Dienstag im Sauerland

Nach dem Frühstück teilten die Kinder sich in drei Interessengruppen auf: Hüttenbau im Wald in Kleingruppen, gemeinsamer Bau von Flößen und Staudämmen am Bach und Bemalen von Steinen im Haus. Mit viel Spaß waren alle Kinder dabei. Das leckere Mittagessen stärkte die Kinder für den Tausch der Aktivitäten am Nachmittag. Auch an diesem Tag hatten wir Glück mit dem Wetter: Nach einem heftigen Regenschauer vor und beim Abendessen war es wieder trocken, so dass wir den Abend mit Stockbrotbacken beschließen konnten. Nach viel Bewegung an frischer Luft waren einige Kinder schon vor der Gute-Nacht-Geschichte eingeschlafen.

 

Mittwoch im Sauerland

Der Sonnenschein weckte uns und machte später auch die Wanderung zur Burg Altena zu einem schönen Erlebnis. Alle Kinder bestanden dort auch die sieben Prüfungen und wurden zum Abschluss in der Kapelle vom Knappen zum Ritter geschlagen. Abends vergnügten sich die Kinder bei Kreis-Spielen oder einem Kino-Abend.

 

Donnerstag im Sauerland

Der Regen hatte sich nach dem Frühstück verzogen, so dass wir einen wunderschönen Tag im Freilichtmuseum in Hagen verbringen konnten. In fünf Gruppen haben wir vormittags einige Werkstätten erkundet.
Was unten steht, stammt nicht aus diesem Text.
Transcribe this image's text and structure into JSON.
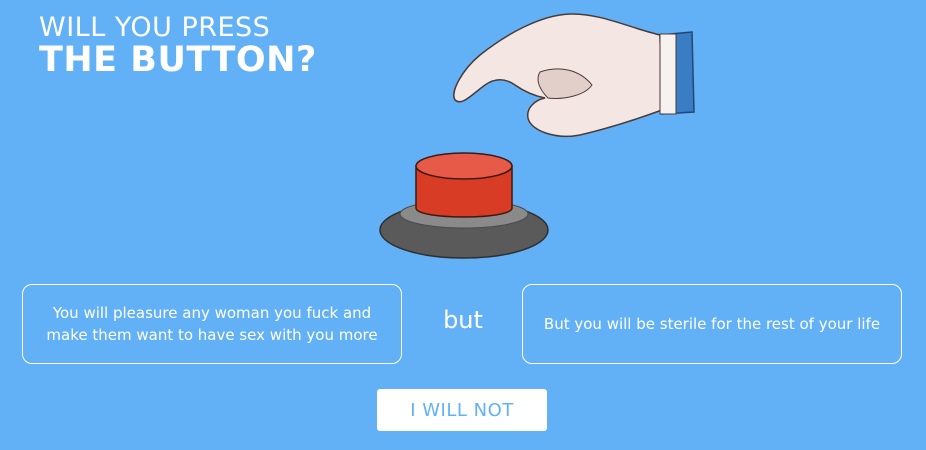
{
  "title": {
    "line1": "WILL YOU PRESS",
    "line2": "THE BUTTON?"
  },
  "options": {
    "benefit": "You will pleasure any woman you fuck and make them want to have sex with you more",
    "connector": "but",
    "drawback": "But you will be sterile for the rest of your life"
  },
  "actions": {
    "decline_label": "I WILL NOT"
  },
  "colors": {
    "background": "#62b1f6",
    "button_top": "#e84c36",
    "button_side": "#d93c25",
    "base_dark": "#5a5a5a",
    "base_ring": "#8a8a8a",
    "glove": "#f3e6e3",
    "cuff": "#3b7dc4"
  },
  "icons": {
    "hand": "pointing-hand-icon",
    "button": "red-button-icon"
  }
}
Die Mittagspause genossen alle Kinder zusammen auf dem „Experimentierfeld Wasser“. Dann starteten fünf museumspädagogische Programme, in denen die Kinder selbst verschiedene Handwerkstechniken kennen gelernt und auch ausprobiert haben: Blaudruck, Seilherstellung, Dampfmahlmühle, Schöpfen von Büttenpapier und Herstellung und Abgießen von Formen in der Gelbgießerei. Der Tag endete mit gemeinsamen Spielen und einer Disco.

 

 

Freitag im Sauerland

Nachdem die Kinder die Koffer gepackt und ihre Zimmer geräumt hatten, stand das letzte gemeinsame Frühstück an. Während der Spüldienst noch in der Küche aktiv war, konnten sich die anderen Kinder auf dem hauseigenen Spielplatz vergnügen - bis die Busse kamen und uns alle wieder gesund nach Vellern brachten. Dort warteten schon die Eltern und schlossen ihre Kinder glücklich in die Arme. Damit ging eine gelungene Schulfahrt zu Ende.

Anfang 2011 haben wir Kinder, die bei der Schulfahrt 2008 vornehmlich im 1. Schuljahr waren, und deren Eltern befragt, um eine Grundlage für die Planung der mehrtägigen Schulfahrt im Jahr 2012 zu haben.